Horror Hot Take:Midsommar is not a horror movie. Sure, some horrible things happen and there is fantastically beautiful and often gory imagery that we typically see in horror films, but this second feature from Ari Aster is not as steeped in the horror genre as its predecessor. Aster himself made it clear that while he was approached by producer Patrik Andersson to make a Swedish slasher film, he ultimately decided to make a movie about a breakup filled with as much pain and sorrow as the one he was then experiencing in real life.
That said, Midsommar (like Hereditary) is a movie about grief. There is a process, an arc, a journey that we ride along for as Dani grieves not only the shocking murder-suicide of her sister and parents but of her dying relationship and dying (and soon to be reborn) sense of self. A student of psychology herself, Dani’s care-taking tendencies are obvious as she puts everyone else before herself to the point of having no ego strength, no boundaries, and no identity that is not in relation to others. Her relationship with Josh—himself a coward on many levels—is the definition of codependency as they shy away from fights and often apologize for each other’s misgivings. Dani even gaslights herself and questions her own reality (forcing the audience to question our reality throughout the film). Truly it is a pitiful sight to watch: We feel sorry for Dani and her trauma, but foreshadowing already tips us off early on about the changes waiting to take place inside of her. Often dependent in nature, does Dani even exist if alone? This question explains her choice to find a new community, one that supports her unlike other people in her life, others who are now all gone.
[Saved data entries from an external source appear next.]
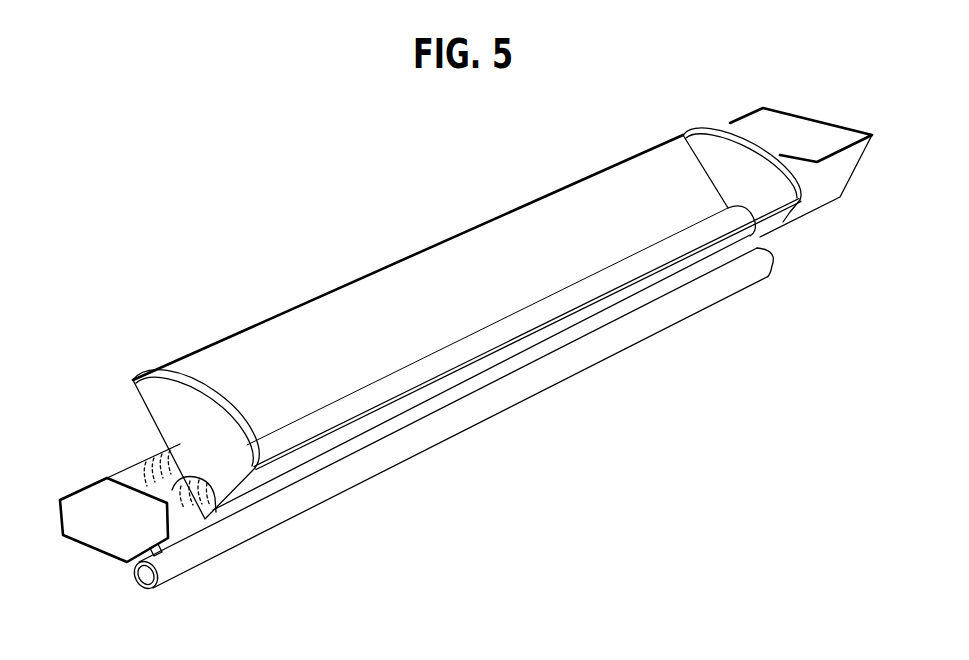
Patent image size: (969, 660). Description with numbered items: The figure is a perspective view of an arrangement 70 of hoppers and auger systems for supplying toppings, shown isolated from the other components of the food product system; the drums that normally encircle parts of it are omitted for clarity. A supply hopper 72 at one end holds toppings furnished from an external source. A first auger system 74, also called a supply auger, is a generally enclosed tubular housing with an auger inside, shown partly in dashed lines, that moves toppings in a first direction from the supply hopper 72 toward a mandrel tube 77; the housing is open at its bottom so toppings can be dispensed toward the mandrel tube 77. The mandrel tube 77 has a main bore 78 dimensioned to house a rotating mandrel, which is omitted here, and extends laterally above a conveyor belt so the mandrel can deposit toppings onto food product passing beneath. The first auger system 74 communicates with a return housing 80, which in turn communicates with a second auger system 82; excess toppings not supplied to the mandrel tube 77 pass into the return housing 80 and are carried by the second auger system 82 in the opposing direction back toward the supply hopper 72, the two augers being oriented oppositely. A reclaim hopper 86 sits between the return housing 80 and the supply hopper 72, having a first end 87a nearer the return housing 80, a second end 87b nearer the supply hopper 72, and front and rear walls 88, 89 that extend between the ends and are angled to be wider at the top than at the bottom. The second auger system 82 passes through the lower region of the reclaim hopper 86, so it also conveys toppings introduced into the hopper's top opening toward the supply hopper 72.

The arrangement of hoppers and auger systems 70 is at (385, 219).
The supply hopper 72 is at (800, 158).
The first auger system 74 is at (138, 463).
The mandrel tube 77 is at (545, 378).
The main bore 78 is at (145, 577).
The return housing 80 is at (98, 533).
The second auger system 82 is at (205, 520).
The reclaim hopper 86 is at (528, 237).
The first end 87a is at (180, 397).
The second end 87b is at (720, 138).
The front wall 88 is at (667, 273).
The rear wall 89 is at (627, 177).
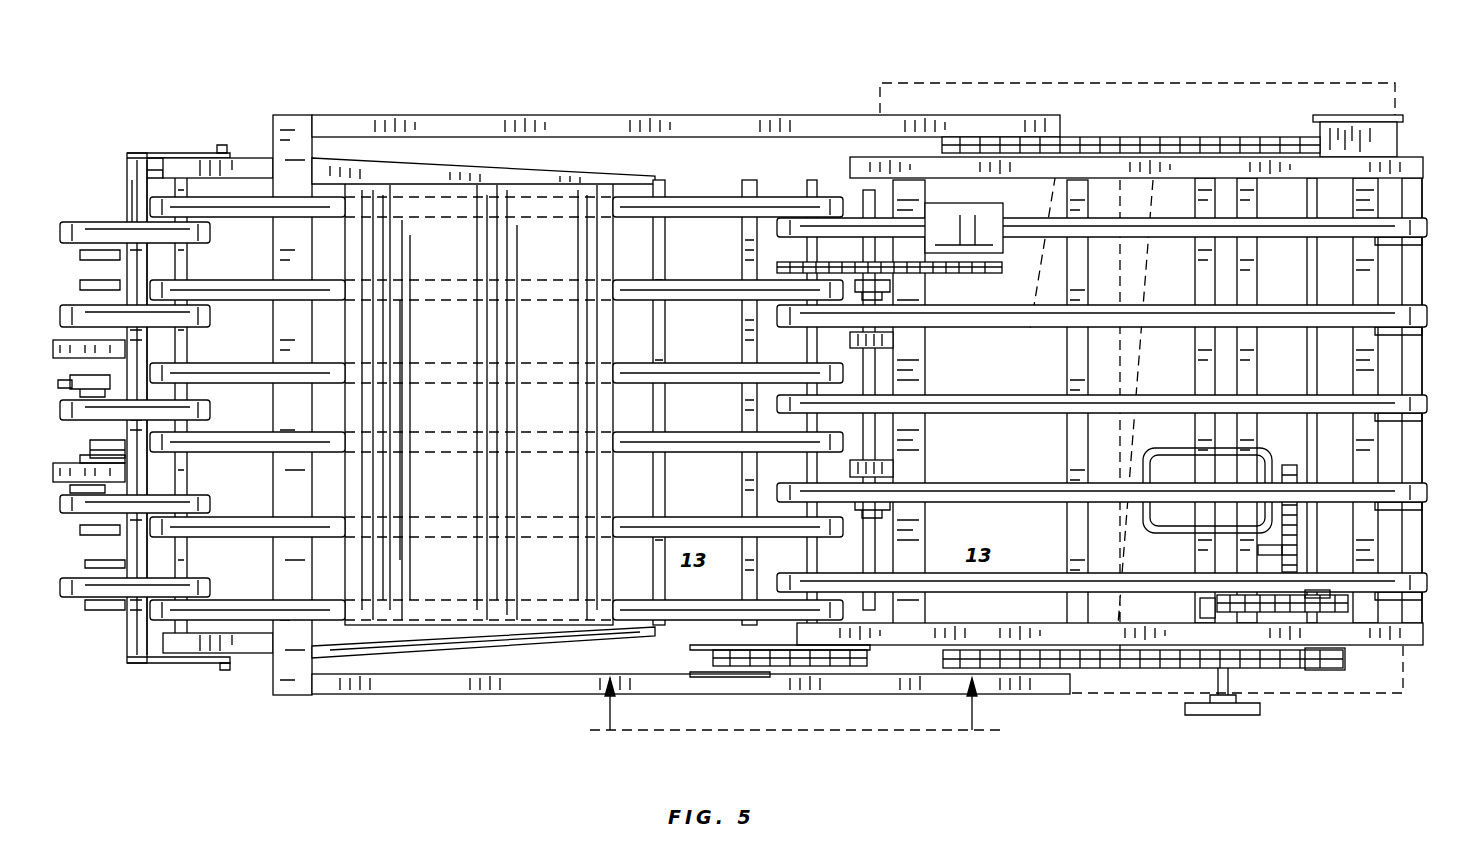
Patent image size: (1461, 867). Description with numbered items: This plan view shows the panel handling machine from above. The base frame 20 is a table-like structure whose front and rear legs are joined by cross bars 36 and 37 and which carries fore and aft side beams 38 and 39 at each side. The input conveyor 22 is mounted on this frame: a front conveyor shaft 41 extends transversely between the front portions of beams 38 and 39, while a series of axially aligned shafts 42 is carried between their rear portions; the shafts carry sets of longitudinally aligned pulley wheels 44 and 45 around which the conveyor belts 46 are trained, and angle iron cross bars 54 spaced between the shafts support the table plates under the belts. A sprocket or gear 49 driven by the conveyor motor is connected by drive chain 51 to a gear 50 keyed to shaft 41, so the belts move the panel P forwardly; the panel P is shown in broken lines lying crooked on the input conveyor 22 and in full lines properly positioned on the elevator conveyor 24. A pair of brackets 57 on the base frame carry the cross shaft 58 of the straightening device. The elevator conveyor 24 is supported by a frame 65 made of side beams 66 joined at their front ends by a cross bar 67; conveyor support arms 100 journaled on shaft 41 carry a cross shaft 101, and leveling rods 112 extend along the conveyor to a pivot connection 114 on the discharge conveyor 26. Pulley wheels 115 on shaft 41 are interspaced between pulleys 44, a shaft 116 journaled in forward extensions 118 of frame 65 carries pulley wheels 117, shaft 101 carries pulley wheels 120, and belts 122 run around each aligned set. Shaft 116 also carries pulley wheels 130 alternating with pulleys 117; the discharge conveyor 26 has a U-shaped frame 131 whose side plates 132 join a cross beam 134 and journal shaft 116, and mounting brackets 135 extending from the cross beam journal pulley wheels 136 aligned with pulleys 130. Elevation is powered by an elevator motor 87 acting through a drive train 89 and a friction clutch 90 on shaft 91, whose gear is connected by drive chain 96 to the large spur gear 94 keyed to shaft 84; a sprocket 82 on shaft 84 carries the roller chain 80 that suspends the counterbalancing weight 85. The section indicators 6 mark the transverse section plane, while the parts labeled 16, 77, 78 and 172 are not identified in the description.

The section line 6- 6 is at (795, 723).
The conveyor roller 16 is at (1030, 490).
The base frame 20 is at (1365, 112).
The input conveyor 22 is at (1422, 300).
The elevator conveyor 24 is at (340, 172).
The discharge conveyor 26 is at (190, 135).
The cross bar 36 is at (920, 428).
The cross bar 37 is at (1320, 372).
The side beam 38 is at (1163, 660).
The side beam 39 is at (1185, 165).
The front conveyor shaft 41 is at (790, 244).
The shafts 42 is at (1395, 355).
The pulley wheels 44 is at (800, 228).
The pulley wheels 45 is at (1420, 225).
The conveyor belts 46 is at (1278, 312).
The sprocket or gear 49 is at (990, 275).
The sprocket or gear 50 is at (830, 292).
The drive chain 51 is at (925, 275).
The angle iron cross bars 54 is at (1080, 375).
The brackets 57 is at (893, 345).
The cross shaft 58 is at (895, 374).
The frame 65 is at (600, 113).
The side beams 66 is at (470, 114).
The cross bar 67 is at (302, 697).
The drive block 77 is at (1057, 175).
The direction arrow 78 is at (1060, 190).
The roller or pitch chain 80 is at (1152, 137).
The toothed gear or sprocket 82 is at (1328, 670).
The shaft 84 is at (1320, 343).
The weight 85 is at (1340, 245).
The elevator motor 87 is at (1168, 450).
The drive train 89 is at (1295, 520).
The friction clutch 90 is at (1240, 560).
The shaft 91 is at (1200, 607).
The spur gear 94 is at (1340, 600).
The drive chain 96 is at (1250, 600).
The conveyor support arms 100 is at (688, 670).
The cross shaft 101 is at (668, 393).
The leveling rods 112 is at (450, 658).
The pivot connection 114 is at (218, 663).
The pulley wheels 115 is at (790, 430).
The shaft 116 is at (190, 350).
The pulley wheels 117 is at (205, 220).
The forward extensions 118 is at (255, 170).
The pulley wheels 120 is at (665, 385).
The belts 122 is at (727, 468).
The pulley wheels 130 is at (200, 302).
The U-shaped frame 131 is at (130, 165).
The side plates 132 is at (160, 152).
The cross beam 134 is at (125, 185).
The pulley wheel mounting brackets 135 is at (150, 290).
The pulley wheel 136 is at (128, 248).
The drum line 172 is at (290, 525).
The panel P is at (1135, 342).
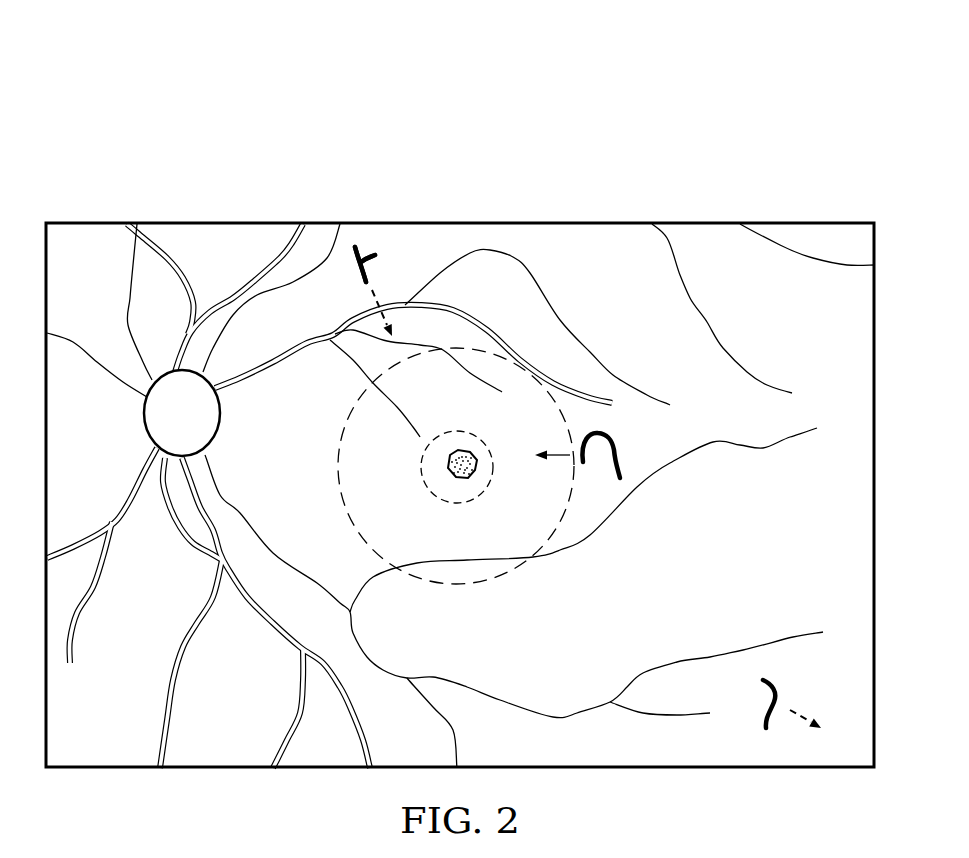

Final critique: This is a visually stunning and emotionally gripping movie. It does not rely on musical cues or cheap scares by any means but rather uses striking visual after visual after visual to sink its way into the viewer’s brain, pairing beautiful sights with more disturbing images and testing the audience insofar as what they are able to sit and watch. In the case of my crowded and mostly adolescent audience, the desire to react vocally to express even adjacent discomfort at some of the scenes and themes helped show just how rare and powerful Aster’s critique of modern American masculinity vis a vis his inclusion of full frontal male nudity is in mainstream film. It was such a fun treat to watch a horror film that takes place primarily in bright—often blinding—light and does not rely on nighttime and shadows to show us the darker sides of humanity (especially following a film like Hereditary and its dark palette).